Not forgotten. But resolved.

Chuchi looped her arm through Fox’s, leaning close. “You okay?”

He glanced down at her, his answer simple. “Better than I’ve been in a long time.”

Back at Your Apartment Maera was running the evening reports with VX, while Ila played soft music through the speakers. R9, curiously well-behaved, was curled up at the foot of the couch like some pet beast.

You stepped in from the hall, dress heels off, hair let down.

Hound looked up from the couch. “Long day?”

“Long enough,” you replied.

He opened an arm for you. “Come here, Senator.”

And you did.

You weren’t a storm anymore. You were a sunrise.

And it was about time.

No more games. No more waiting. Just choices made, and paths finally walked.

EPILOGUE:

Several years into the reign of the Empire.

The skies of Coruscant no longer shimmered.

They smothered.

Thick clouds of smog and smoke clung to the towers like rot, and the brilliant spires of the Senate were now reduced to shadows beneath the Empire’s long arm. The rotunda stood silent. Gutted. Museumed. Its voice—your voice—silenced.

You were older now. Not old. But seasoned. A relic by Imperial standards.

The red of your senatorial robes had been replaced by somber greys and silks that whispered through empty hallways. You had not spoken in session in years. Not since the body had been stripped of meaning.

But you returned today.

Not for politics.

For memory.

Your boots echoed across the great hall of the abandoned Senate, your handmaidens long gone. Maera had vanished in the purge. Ila had married a Republic officer and fled to the Mid Rim. VX-7 had been decommissioned by the Empire for “behavioral instability.” You had buried his shattered chassis yourself.

Only R9 remained.

The little astromech trailed behind you, his plated casing dull with age, but still stubbornly functional. A grumbling, violent, loyal thing. When they tried to wipe his memory, he electrocuted the technician and disappeared for two years. When he came back, he returned to your side without explanation. You never asked.

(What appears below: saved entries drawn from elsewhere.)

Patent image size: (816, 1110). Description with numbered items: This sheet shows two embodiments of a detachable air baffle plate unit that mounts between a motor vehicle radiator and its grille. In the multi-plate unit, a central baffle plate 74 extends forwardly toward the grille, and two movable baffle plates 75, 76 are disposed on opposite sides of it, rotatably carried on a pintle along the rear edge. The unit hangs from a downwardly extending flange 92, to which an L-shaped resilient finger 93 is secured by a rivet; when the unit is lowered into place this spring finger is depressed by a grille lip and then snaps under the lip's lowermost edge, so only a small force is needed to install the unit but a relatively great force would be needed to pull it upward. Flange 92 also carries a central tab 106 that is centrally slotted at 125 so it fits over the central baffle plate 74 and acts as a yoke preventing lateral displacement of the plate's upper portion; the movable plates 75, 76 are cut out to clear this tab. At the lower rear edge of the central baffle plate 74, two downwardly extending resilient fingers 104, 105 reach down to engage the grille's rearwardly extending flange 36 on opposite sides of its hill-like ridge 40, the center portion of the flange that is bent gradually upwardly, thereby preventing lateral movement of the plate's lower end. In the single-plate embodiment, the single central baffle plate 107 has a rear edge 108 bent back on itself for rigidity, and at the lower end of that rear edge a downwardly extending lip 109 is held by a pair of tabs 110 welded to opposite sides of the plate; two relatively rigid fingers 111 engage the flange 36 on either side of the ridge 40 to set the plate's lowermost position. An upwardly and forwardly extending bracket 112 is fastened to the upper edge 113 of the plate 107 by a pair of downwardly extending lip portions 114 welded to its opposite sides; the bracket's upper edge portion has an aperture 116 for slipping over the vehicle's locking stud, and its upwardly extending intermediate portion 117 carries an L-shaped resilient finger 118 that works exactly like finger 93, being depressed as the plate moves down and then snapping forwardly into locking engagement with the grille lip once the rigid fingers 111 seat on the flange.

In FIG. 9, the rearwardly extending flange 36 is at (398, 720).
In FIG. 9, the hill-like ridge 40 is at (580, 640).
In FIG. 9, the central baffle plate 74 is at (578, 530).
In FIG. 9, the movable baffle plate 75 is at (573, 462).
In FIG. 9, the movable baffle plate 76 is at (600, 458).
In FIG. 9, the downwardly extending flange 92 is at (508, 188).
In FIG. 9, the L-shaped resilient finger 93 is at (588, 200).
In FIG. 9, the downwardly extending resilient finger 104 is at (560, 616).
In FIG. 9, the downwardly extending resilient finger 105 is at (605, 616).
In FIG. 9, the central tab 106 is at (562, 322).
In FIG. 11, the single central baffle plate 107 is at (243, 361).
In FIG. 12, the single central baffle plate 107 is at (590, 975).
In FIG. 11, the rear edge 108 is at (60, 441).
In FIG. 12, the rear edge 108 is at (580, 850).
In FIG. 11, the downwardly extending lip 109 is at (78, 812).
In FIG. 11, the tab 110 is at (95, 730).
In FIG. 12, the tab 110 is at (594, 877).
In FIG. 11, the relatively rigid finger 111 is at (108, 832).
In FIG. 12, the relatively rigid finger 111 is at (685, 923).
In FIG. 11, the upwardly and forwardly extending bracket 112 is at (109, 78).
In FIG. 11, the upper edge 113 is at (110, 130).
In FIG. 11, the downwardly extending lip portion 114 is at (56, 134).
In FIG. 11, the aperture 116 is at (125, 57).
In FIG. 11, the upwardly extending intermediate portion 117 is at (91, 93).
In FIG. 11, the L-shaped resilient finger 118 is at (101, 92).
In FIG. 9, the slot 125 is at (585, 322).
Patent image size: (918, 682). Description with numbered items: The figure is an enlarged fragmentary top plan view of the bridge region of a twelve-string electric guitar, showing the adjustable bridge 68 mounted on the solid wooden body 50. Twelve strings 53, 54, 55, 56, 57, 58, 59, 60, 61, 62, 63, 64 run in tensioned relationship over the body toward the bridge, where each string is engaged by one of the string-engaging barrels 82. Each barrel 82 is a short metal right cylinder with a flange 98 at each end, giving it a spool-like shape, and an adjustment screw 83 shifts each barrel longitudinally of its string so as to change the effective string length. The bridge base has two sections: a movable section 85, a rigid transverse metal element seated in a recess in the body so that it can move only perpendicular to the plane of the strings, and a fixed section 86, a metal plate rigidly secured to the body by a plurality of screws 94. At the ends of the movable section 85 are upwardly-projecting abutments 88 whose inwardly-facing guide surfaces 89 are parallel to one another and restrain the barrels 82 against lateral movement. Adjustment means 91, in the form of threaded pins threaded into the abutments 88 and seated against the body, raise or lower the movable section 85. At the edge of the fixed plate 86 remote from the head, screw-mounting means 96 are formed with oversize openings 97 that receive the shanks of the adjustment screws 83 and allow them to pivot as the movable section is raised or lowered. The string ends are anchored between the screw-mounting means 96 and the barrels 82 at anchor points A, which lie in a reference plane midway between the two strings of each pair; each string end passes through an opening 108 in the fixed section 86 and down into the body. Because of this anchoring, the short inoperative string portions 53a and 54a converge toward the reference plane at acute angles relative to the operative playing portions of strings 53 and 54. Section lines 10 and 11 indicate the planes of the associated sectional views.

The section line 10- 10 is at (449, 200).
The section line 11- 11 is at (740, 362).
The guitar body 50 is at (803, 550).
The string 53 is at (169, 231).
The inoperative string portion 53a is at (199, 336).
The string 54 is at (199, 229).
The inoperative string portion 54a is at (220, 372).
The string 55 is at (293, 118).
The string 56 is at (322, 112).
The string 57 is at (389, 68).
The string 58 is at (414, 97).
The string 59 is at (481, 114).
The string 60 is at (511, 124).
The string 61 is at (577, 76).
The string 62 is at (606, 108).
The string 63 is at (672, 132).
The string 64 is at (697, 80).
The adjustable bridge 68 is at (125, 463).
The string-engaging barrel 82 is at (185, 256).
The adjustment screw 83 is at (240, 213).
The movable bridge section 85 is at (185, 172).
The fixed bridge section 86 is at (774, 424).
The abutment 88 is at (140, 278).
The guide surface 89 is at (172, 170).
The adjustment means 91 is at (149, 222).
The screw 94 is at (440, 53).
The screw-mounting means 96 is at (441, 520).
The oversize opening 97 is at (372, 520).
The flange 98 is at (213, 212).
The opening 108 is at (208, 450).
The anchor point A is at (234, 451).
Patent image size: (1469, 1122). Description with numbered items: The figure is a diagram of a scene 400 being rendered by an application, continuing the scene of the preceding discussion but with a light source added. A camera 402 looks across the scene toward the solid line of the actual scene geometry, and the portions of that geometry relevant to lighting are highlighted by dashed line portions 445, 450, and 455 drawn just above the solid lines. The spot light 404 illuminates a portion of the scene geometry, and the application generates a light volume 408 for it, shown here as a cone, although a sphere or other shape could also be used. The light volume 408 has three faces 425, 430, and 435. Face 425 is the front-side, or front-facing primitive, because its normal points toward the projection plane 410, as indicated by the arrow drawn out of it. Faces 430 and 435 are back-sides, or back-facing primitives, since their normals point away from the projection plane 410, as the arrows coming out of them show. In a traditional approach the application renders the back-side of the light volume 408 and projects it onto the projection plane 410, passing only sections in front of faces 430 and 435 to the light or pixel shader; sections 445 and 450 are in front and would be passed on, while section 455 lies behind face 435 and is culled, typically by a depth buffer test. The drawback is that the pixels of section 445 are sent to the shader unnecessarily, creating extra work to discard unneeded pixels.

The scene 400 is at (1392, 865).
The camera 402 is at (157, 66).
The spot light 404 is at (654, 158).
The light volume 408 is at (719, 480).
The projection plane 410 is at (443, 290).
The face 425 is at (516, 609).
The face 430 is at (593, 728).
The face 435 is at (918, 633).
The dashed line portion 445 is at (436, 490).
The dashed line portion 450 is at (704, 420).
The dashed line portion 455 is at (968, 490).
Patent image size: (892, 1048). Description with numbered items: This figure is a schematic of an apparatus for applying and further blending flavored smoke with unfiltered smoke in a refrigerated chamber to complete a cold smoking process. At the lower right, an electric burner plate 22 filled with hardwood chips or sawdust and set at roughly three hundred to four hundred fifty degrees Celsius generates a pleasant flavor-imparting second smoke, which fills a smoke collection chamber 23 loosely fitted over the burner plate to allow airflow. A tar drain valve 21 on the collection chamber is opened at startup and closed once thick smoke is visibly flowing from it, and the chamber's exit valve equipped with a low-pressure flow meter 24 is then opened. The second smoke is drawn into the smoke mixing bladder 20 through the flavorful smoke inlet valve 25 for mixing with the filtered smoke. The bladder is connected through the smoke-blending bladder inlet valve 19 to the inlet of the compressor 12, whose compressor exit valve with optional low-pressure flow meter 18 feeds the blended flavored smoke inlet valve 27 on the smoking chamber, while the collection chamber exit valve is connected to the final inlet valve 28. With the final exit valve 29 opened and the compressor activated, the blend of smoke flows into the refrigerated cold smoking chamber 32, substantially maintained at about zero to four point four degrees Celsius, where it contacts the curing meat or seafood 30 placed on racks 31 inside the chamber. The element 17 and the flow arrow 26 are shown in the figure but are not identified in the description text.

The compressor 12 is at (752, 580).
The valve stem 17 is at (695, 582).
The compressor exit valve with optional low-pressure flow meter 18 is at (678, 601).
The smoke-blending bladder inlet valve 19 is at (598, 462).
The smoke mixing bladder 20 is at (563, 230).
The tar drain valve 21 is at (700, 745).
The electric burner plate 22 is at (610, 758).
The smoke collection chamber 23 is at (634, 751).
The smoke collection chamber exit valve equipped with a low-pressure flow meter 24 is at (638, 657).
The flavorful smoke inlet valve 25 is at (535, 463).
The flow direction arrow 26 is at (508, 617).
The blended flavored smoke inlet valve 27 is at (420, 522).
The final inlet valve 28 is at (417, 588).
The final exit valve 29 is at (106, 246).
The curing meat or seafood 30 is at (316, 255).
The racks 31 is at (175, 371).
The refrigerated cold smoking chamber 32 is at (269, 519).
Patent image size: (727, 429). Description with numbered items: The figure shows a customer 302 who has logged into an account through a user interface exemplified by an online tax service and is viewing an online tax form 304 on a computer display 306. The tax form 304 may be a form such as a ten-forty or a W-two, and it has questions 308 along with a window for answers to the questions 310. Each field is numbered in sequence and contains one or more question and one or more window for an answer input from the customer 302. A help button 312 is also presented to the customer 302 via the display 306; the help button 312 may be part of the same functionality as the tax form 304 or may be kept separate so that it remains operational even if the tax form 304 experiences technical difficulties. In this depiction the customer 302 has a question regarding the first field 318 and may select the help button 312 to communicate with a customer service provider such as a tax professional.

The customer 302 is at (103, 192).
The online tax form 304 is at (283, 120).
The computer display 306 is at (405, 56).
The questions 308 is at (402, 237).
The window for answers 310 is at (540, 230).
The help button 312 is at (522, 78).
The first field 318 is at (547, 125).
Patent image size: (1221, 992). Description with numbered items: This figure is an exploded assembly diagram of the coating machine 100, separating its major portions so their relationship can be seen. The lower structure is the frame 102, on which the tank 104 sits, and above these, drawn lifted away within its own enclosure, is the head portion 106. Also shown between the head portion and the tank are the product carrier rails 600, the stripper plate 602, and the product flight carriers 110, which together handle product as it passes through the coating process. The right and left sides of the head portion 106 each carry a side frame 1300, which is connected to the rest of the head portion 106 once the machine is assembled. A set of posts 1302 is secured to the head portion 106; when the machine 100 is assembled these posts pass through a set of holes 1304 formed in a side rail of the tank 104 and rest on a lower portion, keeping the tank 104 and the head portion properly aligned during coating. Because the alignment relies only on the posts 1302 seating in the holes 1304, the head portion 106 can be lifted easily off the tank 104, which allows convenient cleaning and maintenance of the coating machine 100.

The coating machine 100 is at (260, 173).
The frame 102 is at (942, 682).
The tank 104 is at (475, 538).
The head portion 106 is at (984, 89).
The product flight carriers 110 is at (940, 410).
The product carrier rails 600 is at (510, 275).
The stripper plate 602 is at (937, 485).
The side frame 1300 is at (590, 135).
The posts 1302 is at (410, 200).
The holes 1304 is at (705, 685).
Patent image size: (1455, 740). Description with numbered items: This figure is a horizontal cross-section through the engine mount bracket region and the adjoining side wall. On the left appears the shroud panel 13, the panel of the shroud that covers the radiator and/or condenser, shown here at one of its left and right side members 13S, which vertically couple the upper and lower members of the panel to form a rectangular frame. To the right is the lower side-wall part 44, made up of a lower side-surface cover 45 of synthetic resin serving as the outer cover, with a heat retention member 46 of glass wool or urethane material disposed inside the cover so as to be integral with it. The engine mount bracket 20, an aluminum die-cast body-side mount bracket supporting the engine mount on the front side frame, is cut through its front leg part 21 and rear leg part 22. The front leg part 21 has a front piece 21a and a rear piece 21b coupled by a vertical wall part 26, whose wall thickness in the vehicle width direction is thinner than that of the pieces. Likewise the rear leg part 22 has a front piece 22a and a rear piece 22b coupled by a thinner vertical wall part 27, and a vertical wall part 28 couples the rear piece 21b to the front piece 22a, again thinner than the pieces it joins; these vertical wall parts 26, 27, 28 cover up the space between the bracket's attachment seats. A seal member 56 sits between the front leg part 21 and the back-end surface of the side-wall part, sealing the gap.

You reached the center of the hall—the old speaking platform.

Closed your eyes.

He had stood here once, flanked by red and white armor. Fox.

You had loved him. Fiercely. Then you had lost him. Even now, you weren’t sure if it was to the Empire or to himself. Word came of his reassignment. Rumors of reconditioning. Rumors of defection. None confirmed. His armor never turned up.

Hound… Hound had died in the early rebellion skirmishes, trying to save refugees in the Outer Rim. You’d read the report yourself. Twice. Then deleted it. Grizzer had outlived him. You received the beast, years later. Half-wild and scarred. You kept him at your estate. The last thing Hound had ever loved.

You opened your eyes.

At the base of the podium sat a pair of red clone boots.

Old. Polished.

Ceremonial.

You placed a hand on them and let the silence hold you.

Outside, a storm rolled over the skyline.

R9 beeped low beside you. A mournful note.

“Don’t start with me,” you muttered.

The droid nudged your leg.

You looked out at Coruscant, then up at the distant shadow of the Imperial Palace—formerly the Jedi Temple.

And you smiled. Just slightly.

“They think it’s over,” you whispered. “But embers remember how to burn.”

In the ruins of the Republic, love and rebellion had one thing in common—neither stayed dead forever.